The Chris Foe Project won for Outstanding Performance, Graduate College Blues/Pop/Rock Ensemble. The UMass Brazilian Jazz Combo won for best Undergraduate College Latin Group.
A native of Grand Rapids, Michigan, Foe earned his master’s in jazz composition and arranging from UMass Amherst last year. The work submitted to Downbeat was a multi-movement setting of Psalm 88 that drew on elements of jazz, Renaissance-era polyphony and “heavy music.”
Beside Foe on guitar, The Chris Foe Project featured instrumental and vocal graduates and undergraduates from music and dance, including Luis Granda, bass guitar; George Robinson, drums; Justin Esiason, trumpet; Zachary Bartolomei, alto saxophone; Dann Friedman, tenor saxophone; Nicholas Biagini, baritone saxophone; Jessica Erving, soprano; Grace McKay, alto; Henry Zagarella, tenor; and Eric Weloth, bass.
The UMass Brazilian Jazz Combo consists of Justin Esiason, trumpet; Peter da Silva, saxophone; James McCarthy, drums; Matt Twaddle, piano; Ben Powell, guitar; and Ben Gunderman, bass.

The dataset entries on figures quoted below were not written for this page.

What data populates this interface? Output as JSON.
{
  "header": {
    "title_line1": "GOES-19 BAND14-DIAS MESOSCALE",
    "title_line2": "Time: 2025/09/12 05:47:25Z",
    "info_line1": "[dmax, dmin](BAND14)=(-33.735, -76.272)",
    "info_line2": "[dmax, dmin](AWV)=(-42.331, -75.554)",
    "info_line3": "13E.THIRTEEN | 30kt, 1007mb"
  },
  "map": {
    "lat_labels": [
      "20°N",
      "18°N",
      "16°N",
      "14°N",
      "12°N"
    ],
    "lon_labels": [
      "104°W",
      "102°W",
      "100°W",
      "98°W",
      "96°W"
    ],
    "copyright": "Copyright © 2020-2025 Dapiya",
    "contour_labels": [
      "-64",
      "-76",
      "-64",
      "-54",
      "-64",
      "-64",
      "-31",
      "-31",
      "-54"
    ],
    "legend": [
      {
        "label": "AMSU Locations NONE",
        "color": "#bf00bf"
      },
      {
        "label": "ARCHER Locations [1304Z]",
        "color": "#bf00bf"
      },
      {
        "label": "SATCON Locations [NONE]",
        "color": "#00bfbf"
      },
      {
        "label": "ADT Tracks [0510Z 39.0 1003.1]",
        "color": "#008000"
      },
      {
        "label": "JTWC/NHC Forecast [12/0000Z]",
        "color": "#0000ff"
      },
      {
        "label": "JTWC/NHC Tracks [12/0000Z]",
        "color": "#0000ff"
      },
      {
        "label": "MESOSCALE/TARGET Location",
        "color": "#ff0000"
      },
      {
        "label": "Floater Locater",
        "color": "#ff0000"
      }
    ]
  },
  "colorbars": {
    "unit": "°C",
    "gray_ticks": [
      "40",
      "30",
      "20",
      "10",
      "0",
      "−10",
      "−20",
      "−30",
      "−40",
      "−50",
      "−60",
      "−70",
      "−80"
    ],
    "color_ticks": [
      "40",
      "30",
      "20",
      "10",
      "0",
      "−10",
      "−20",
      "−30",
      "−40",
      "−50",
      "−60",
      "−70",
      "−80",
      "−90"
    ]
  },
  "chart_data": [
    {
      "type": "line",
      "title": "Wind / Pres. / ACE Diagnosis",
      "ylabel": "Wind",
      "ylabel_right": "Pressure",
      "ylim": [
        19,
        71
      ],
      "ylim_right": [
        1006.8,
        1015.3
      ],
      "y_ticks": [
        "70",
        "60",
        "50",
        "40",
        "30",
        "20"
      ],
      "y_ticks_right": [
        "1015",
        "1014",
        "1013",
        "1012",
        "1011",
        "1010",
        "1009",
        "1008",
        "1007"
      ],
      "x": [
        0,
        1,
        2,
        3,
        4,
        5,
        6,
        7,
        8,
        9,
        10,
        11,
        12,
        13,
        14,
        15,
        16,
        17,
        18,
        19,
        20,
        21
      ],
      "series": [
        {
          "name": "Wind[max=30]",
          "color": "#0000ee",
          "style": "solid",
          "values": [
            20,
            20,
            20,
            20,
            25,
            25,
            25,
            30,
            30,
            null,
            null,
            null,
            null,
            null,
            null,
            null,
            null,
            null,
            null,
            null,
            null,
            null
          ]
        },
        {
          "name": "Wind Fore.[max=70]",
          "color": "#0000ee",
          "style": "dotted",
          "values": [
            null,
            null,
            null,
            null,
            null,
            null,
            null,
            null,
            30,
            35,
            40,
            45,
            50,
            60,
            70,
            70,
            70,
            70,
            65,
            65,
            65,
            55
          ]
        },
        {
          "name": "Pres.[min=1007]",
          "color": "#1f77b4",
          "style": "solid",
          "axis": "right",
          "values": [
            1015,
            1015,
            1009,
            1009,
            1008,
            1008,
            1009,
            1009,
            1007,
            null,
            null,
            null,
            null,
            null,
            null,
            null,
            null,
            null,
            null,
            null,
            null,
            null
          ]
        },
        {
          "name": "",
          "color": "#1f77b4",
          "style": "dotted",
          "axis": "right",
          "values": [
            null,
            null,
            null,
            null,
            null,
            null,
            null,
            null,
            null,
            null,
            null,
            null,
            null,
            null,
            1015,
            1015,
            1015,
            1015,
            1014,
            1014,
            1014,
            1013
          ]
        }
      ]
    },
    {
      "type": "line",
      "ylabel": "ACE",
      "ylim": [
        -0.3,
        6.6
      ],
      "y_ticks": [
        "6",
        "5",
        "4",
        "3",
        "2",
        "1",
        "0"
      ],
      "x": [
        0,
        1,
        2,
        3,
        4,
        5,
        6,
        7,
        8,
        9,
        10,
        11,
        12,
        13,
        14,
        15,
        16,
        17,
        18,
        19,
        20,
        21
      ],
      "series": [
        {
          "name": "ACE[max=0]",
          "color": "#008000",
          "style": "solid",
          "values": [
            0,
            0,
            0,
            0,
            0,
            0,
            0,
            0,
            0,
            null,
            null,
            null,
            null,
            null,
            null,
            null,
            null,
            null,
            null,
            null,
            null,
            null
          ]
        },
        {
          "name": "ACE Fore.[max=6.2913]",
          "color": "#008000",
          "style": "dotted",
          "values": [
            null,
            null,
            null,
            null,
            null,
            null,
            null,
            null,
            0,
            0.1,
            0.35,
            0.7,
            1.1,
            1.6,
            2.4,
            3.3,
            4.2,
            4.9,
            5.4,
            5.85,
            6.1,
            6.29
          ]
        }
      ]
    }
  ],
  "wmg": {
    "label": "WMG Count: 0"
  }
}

The group worked with faculty member Felipe Salles in studying and performing music of prominent Brazilian musicians, like Egberto Gismonti and Hermeto Pascoal, while exploring current trends in Brazil’s local jazz scene.
Program director Jeffrey W. Holmes said this year’s winners are part of a proud tradition of music and dance department students who have been recognized with Downbeat Student Awards. “Individual students and ensembles related to the jazz and African-American music studies program at UMass Amherst have won in virtually every performance and writing category over the years, with 52 Downbeat awards to date,” he said.
Recognized as the top publication devoted to “Jazz, Blues, and Beyond” since its inception in 1934, Downbeat publishes the SMA winners each year in its June issue.
Recordings are submitted from institutions nationwide in a variety of categories and are judged by panels of respected Jazz performers and educators who pick winners and give outstanding performance citations.